The son of a university music professor and a modern dancer, Cerveris
grew up in West Virginia and spent his youth appearing on stage in
political Bertolt Brecht plays -- and playing noisy electric guitar
to Joy Division and David Bowie records. After studying acting and
voice at Yale University, he landed an array of music-oriented roles,
ranging from the TV series "Fame" to films like "Tokyo
Pop." But that dichotomy of artistic interests eventually paid
off in securing Cerveris his breakthrough gig originating the role
of "Tommy" in the 1992 revival of the Who's rock opera --
after he impressed director Des McAnuff at an audition, ripping through
Bowie's "Young Americans." Not only did Cerveris land a
major, critically-lauded role on Broadway, but he worked closely with
mentor Pete Townshend on developing the role. Cerveris later performed
with Townshend during the legendary guitarist's "Psychoderelict"
tour. And in a memorable two-day session, he had the once-in-a-lifetime
opportunity to record the Grammy-winning original cast album under
the guidance of famed Beatles producer George Martin.
"My
whole career as a musical theatre person is such a fluke," Cerveris
says. "It was never what I set out to do. But the only reason
it happened, oddly, was because of rock and roll. I bet no one else
went in to audition for "Tommy," brought a guitar and played
a Bowie song."
Not surprisingly,
despite a well-received run in the 1997 Tony-winning musical Titanic,
Cerveris realized that he was too much an indie-rock maverick to be
happy in traditional musical theatre. He jumped off the Broadway ship
to go back off-Broadway, taking over for John Cameron Mitchell in
what is widely considered the ultimate glam rock musical -- Hedwig
and the Angry Inch. Cerveris went on to open the show in Los Angeles
and in London's West End. In between his acting gigs, his songwriting
remained a constant via bands like the New York-based Lame and London-born
Retriever. He played one-off gigs with the Breeders, Frank Black of
the Pixies, Stone Temple Pilots and Boy George, eventually landing
a gig as touring guitarist/backing vocalist on Bob Mould's tumultuous
US/UK road trip "The Last Dog and Pony Show." He subsequently
appeared on the album capturing that band's last London gig, BobMouldBand:
Live Dog 98. Cerveris made London a second home base for his music,
working and recording with UK musicians like Norman Blake, fellow
Teenage Fanclub member Francis MacDonald, Euros Childs of Gorky's
Zygotic Mynci and Retriever bandmates Alex Lutes, Mark Kulke and David
Ledden.
Drummer
Lutes flew in from London to play on "Snowbound," perhaps
the ethereal centerpiece of Dog Eared, recorded -- appropriately
-- during New York City's February blizzard of 2003. A song that embraces
the uncertainty of the impending war with Iraq -- and Cerveris' own
emotional battles -- "Snowbound" breathes as softly as a
snowfall, pushed gently by Lutes' sensual drumming, Lasus' barely-there
bass work, Lara Gray's eerie accordion, and Anders Parker and Cerveris'
fragile, shuddering guitars. "Alex's playing on the track has
this slow motion march tempo," says Cerveris. "There's this
foreboding menace under it which, for me, is life in wartime. We had
this insane snowstorm and we were in this cocoon of a studio, the
city was muted and there was this end-of-the-world feeling."
"I
think it's one of the strongest songs on the record," says Lasus.
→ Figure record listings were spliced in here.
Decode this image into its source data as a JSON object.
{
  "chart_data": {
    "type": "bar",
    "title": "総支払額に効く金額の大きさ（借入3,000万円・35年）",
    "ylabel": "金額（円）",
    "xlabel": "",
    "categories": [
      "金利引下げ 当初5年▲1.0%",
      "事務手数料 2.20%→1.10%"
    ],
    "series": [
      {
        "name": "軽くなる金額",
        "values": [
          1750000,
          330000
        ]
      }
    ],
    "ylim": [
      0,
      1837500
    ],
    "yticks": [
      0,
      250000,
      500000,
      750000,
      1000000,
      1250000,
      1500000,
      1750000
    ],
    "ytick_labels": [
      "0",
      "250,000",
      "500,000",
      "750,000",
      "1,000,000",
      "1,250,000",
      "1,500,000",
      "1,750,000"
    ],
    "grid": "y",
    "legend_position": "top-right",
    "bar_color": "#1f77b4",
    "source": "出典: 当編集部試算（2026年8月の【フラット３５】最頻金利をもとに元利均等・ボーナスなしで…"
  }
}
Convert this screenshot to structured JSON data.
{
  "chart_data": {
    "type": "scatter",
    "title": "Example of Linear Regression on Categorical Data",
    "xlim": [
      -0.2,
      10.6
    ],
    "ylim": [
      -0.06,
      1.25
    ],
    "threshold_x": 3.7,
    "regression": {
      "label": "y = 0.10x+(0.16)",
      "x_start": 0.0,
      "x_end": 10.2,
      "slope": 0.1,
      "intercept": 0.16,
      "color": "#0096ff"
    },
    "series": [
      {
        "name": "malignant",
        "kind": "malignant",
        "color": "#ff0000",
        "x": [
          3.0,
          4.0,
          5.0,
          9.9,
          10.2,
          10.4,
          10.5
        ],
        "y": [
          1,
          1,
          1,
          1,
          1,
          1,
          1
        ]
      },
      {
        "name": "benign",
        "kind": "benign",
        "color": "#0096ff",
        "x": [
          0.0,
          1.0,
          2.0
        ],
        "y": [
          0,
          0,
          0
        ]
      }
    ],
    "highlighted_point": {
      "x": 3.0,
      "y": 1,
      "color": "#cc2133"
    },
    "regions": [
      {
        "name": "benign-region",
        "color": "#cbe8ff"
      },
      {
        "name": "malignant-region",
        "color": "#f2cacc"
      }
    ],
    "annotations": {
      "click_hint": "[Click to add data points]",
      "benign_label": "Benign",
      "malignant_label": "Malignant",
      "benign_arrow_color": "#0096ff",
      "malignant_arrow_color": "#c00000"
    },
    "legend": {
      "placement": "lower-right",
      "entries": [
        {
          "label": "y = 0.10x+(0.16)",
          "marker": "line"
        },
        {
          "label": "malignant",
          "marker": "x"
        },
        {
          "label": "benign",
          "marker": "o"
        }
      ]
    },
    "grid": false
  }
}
"That's what's interesting about Michael's work -- the very subtle
songs begin to creep into your mind with all these little hooks, drum
parts and vocal melodies. They stick with you ... and I think that's
a strength he has which he might not even know about. He has a great
sense of not overdoing things or trying to make it sound like things
you've heard before. There's not one moment of this album that has
that clichéd bullshit."
Deeply
personal and passionate, Dog Eared has accomplished exactly
what Michael Cerveris envisioned -- as he terms it -- a Band-style
"Music From Big Pink" front porch experience of friends
gathering to make a good album.
"It
was my way of making one big alternative reality," says Cerveris,
laughing. "I have such a literal or emotional connection with
all these people and it seemed as if they all belonged in the same
room together ... and that room became this record.